How Can Ki Produce Biochemical Effects?
Machi measured the intensity of infrared radiation from a Qigong healer and estimated it to be ∼10 µW(12). This leads us to a serious question as to how such a minute amount of energy could trigger tangible biochemical reactions. A possibility may be found in the mechanism of the ‘cascade reactions’ of cellular signal transduction. We have already demonstrated that Ki decreased the expression of messenger RNA for c-myc and increased that for regucalcin in cultured human carcinoma cells, HepG2. Using western blot technique, it was proven that the amount of regucalcin protein indeed increased (3). The mechanism may be explained like this: If a small amount of enzyme A is expressed by Ki, then its product B accumulates. If B happened to be another enzyme or an activator of an enzyme C, then its product D would accumulate to hundreds of thousands times greater than the amount of A. In cells, many signal transduction mechanisms, consisting of cytokines, receptors, activators and genes, form intimately linked networks to regulate biochemical and genetic reactions. Therefore, a minute change of a component could quickly be amplified millions of times to produce measurable changes in the system.
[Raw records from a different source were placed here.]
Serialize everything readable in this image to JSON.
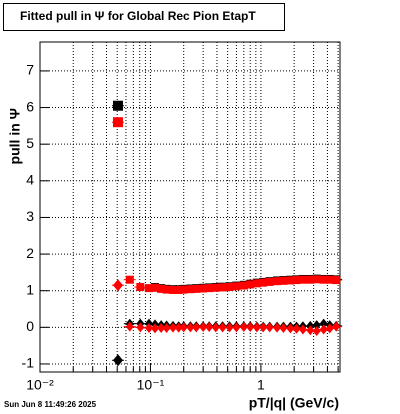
{
  "chart_data": {
    "type": "scatter",
    "title": "Fitted pull in  Ψ  for Global Rec Pion EtapT",
    "x_label": "pT/|q| (GeV/c)",
    "y_label": "pull in  Ψ",
    "footer": "Sun Jun  8 11:49:26 2025",
    "xscale": "log",
    "grid": true,
    "xlim": [
      0.01,
      5.2
    ],
    "ylim": [
      -1.22,
      7.79
    ],
    "xticks": [
      {
        "value": 0.01,
        "label": "10⁻²"
      },
      {
        "value": 0.1,
        "label": "10⁻¹"
      },
      1
    ],
    "xminorticks": [
      0.02,
      0.03,
      0.04,
      0.05,
      0.06,
      0.07,
      0.08,
      0.09,
      0.2,
      0.3,
      0.4,
      0.5,
      0.6,
      0.7,
      0.8,
      0.9,
      2,
      3,
      4,
      5
    ],
    "yticks": [
      -1,
      0,
      1,
      2,
      3,
      4,
      5,
      6,
      7
    ],
    "x": [
      0.0508,
      0.065,
      0.081,
      0.097,
      0.11,
      0.125,
      0.14,
      0.16,
      0.18,
      0.2,
      0.23,
      0.26,
      0.3,
      0.34,
      0.39,
      0.45,
      0.52,
      0.6,
      0.7,
      0.8,
      0.92,
      1.05,
      1.2,
      1.4,
      1.6,
      1.85,
      2.1,
      2.4,
      2.8,
      3.2,
      3.7,
      4.2,
      4.8
    ],
    "series": [
      {
        "color": "#000000",
        "marker": "square",
        "values": [
          6.05,
          null,
          null,
          null,
          1.1,
          1.07,
          1.05,
          1.04,
          1.04,
          1.05,
          1.06,
          1.07,
          1.08,
          1.09,
          1.1,
          1.11,
          1.12,
          1.14,
          1.16,
          1.19,
          1.22,
          1.24,
          1.26,
          1.28,
          1.29,
          1.3,
          1.31,
          1.32,
          1.32,
          1.33,
          1.32,
          1.32,
          1.31
        ]
      },
      {
        "color": "#000000",
        "marker": "diamond",
        "values": [
          -0.9,
          0.1,
          0.1,
          0.1,
          0.08,
          0.06,
          0.05,
          0.04,
          0.03,
          0.03,
          0.03,
          0.03,
          0.03,
          0.03,
          0.03,
          0.03,
          0.03,
          0.03,
          0.03,
          0.03,
          0.02,
          0.02,
          0.02,
          0.02,
          0.02,
          0.02,
          0.02,
          0.03,
          0.04,
          0.06,
          0.1,
          0.06,
          0.04
        ]
      },
      {
        "color": "#ff0000",
        "marker": "square",
        "values": [
          5.6,
          1.3,
          1.1,
          1.07,
          1.08,
          1.05,
          1.03,
          1.02,
          1.02,
          1.03,
          1.04,
          1.05,
          1.06,
          1.07,
          1.08,
          1.09,
          1.1,
          1.12,
          1.14,
          1.17,
          1.2,
          1.22,
          1.24,
          1.26,
          1.27,
          1.28,
          1.29,
          1.3,
          1.3,
          1.31,
          1.3,
          1.3,
          1.29
        ]
      },
      {
        "color": "#ff0000",
        "marker": "diamond",
        "values": [
          1.15,
          0.02,
          0.0,
          -0.02,
          -0.03,
          -0.02,
          -0.02,
          -0.01,
          -0.01,
          0,
          0,
          0,
          0.01,
          0.01,
          0,
          0,
          0,
          0,
          0.01,
          0.01,
          0,
          0,
          0,
          -0.01,
          -0.02,
          -0.03,
          -0.04,
          -0.06,
          -0.08,
          -0.1,
          -0.06,
          -0.03,
          0.02
        ]
      }
    ]
  }
}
Although we do not know how infrared radiation can trigger such a change in cellular systems, we could speculate on a possibility. Most bending and stretching vibrations of many chemical bonds can be identified by absorption spectroscopy in a mid-infrared range (2.5–50 µm) (Table 1). The overtones (1st harmonics with 1/2 wavelength and 2nd harmonics with 1/3 wavelength) of these vibrations fall in the near-infrared range. Therefore, it is possible that a particular frequency of Ki may modulate the vibration of a chemical bond of an enzyme in such a way that it affects its enzymatic activity. If this happens, the microscopic change may be multiplied by the cascading nature of the signal transduction mechanism and result in an observable macroscopic change.